Process analytical technology (PAT) tools are a regulatory requirement with the Food and Drug Administration, the International Conference on Harmonisation, and the European Medicines Agency. Although many sophisticated PAT tools are currently available, recent advances of on line, at line, near line, and remote methods of analysis during process development of semisolids seem to be based on the principles of infrared (IR), mostly by mid-IR and near-IR (NIR) and by acoustic resonance spectroscopy (ARS). IR spectroscopy is advantageous because virtually all final and intermediate forms of semisolids (such as liquids, emulsions, foams, slurries, dispersions, etc.) can be directly monitored without elaborate sample preparation. Examples of direct determination of drug content in finished formulation is shown in a study where Fourier transform infrared spectroscopy was combined with a sensitive photoacoustic detection to achieve superior spectral depth profiling and detection of weakly absorbing components in the presence of a strongly absorbing matrix, thus providing the ability to find trace concentrations of a drug without any sample preparation.

In another report, ARS outperformed NIR spectrometry in detection of drug molecules by directing the waveguide deeper into the drug product and achieving a faster analysis than NIR methods. In ARS (also called ultrasonic spectroscopy depending on the frequency of wave used), an acoustic wave is applied to a process, and its attenuation and velocity are measured following its interaction with the sample. Ultrasonic spectroscopy, coupled with NIR, can thus be used as a powerful quality control tool for finished products such as drug content and particle size measurements (0.01–1000 nm) on highly viscous materials such as ointments or creams.

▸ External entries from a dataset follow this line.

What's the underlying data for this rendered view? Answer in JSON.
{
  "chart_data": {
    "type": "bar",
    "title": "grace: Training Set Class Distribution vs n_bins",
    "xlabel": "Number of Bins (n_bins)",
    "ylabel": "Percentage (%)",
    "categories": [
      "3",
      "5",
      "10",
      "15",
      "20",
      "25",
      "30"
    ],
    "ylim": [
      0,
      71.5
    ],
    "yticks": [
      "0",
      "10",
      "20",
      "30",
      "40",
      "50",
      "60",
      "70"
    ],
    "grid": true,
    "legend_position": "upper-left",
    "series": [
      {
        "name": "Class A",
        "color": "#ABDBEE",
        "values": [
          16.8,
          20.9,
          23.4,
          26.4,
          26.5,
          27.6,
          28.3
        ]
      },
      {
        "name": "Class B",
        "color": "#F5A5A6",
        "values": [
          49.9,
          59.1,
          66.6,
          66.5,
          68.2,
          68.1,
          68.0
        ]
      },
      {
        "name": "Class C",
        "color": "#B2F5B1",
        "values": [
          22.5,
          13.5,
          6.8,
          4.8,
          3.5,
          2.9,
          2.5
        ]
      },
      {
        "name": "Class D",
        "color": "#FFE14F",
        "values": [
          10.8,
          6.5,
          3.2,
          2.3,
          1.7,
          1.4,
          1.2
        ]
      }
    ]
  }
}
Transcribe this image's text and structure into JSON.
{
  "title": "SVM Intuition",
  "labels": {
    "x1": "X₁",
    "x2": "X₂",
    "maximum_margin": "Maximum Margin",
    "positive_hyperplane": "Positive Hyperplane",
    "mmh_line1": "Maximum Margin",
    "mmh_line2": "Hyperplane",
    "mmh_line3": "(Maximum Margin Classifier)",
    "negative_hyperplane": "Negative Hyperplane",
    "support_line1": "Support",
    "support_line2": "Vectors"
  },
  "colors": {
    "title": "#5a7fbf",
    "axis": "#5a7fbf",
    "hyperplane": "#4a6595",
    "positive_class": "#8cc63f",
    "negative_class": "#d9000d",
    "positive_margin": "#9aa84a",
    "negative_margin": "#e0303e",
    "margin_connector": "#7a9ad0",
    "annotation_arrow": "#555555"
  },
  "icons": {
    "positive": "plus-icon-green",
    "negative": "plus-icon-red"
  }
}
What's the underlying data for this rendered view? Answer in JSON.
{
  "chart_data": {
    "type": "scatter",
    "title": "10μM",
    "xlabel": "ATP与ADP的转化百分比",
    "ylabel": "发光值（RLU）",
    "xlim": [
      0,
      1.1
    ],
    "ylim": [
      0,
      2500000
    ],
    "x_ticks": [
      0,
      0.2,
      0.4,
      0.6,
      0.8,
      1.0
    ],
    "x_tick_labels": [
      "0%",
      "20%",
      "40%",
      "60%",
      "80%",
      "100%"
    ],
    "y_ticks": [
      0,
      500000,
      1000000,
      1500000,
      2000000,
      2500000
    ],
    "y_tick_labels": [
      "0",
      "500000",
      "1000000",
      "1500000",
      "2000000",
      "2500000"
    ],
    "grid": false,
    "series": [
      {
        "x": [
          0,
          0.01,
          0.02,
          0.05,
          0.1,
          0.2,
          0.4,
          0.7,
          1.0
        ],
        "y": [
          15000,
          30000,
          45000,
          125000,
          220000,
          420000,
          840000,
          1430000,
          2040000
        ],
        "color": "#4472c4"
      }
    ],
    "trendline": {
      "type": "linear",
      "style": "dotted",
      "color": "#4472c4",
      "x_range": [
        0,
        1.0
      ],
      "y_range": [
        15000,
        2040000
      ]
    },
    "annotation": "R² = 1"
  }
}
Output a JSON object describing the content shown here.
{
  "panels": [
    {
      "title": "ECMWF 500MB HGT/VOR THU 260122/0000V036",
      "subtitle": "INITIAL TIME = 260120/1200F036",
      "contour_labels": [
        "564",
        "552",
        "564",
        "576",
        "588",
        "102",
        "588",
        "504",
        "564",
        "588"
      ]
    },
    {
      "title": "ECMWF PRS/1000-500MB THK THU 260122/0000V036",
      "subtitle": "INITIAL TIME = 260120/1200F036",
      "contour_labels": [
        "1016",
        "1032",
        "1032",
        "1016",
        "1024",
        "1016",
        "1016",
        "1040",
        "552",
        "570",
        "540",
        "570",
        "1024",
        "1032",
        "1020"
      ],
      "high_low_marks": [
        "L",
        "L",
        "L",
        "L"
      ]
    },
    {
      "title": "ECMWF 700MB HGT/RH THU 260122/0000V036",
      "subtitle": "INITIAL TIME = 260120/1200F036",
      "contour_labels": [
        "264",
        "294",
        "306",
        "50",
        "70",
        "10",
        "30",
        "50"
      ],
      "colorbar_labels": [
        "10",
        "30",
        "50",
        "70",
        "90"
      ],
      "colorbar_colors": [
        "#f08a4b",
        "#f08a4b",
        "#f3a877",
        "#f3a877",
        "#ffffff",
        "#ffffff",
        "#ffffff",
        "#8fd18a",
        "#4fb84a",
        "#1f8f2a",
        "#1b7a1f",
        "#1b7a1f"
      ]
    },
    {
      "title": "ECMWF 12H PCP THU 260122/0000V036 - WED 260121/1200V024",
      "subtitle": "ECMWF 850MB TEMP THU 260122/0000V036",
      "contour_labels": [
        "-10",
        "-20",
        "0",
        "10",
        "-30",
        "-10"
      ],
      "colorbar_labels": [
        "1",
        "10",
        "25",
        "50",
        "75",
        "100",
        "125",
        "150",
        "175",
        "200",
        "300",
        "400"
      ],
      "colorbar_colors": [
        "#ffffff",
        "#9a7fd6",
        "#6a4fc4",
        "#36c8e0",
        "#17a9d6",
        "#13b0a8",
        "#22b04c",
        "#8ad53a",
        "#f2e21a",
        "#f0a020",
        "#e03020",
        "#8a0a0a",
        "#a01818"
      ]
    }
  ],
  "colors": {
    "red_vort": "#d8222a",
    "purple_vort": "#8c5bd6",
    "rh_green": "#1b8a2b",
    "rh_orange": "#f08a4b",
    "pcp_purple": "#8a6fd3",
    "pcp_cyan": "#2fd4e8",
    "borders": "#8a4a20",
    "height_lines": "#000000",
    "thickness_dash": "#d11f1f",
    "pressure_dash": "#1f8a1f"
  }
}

Although there is more implementation of PAT tools in the realm of solid dose manufacturing, process development and scaling-up of semisolids present their unique set of challenges. Adding to this woe, there is a clear paucity of published literature and dearth of industrial reports on current innovative uses of PAT tools for manufacturing of semisolids due to protection of competitive intelligence. Many semisolid manufacturers, even with the advancement of PAT technologies, tend to use empirical trial-and-error methodology to address scale-up issues. Wide usage of IR and acoustic spectroscopic methods along with implementation of innovative PAT technologies, such as integrated chemometric sensors for real-time multidimensional analysis, will rest largely on the free scientific exchange of information within the industry and more sponsored research in academia.

In my opinion, the biggest challenge in the widespread implementation of PAT for manufacturing of semisolids has been the high initial installation cost. Semisolid dosage forms do not serve blockbuster molecules to net return of investment. Most of the time, branded products (as well as generic products) are made by contract manufacturers for cost cutting measures, which again is a deterrent for implementation of sophisticated PAT tools. However, some manufacturers (both branded and contractors) do adopt some form of PAT philosophy for their own sake and that is to identify and control key process parameters. Addressing this need, some large-scale commercial equipment is made with preinstalled sensors in their reaction vessels as value-added options. Widespread use of PAT would be thus contingent upon stronger regulatory enforcements and economical use of technology.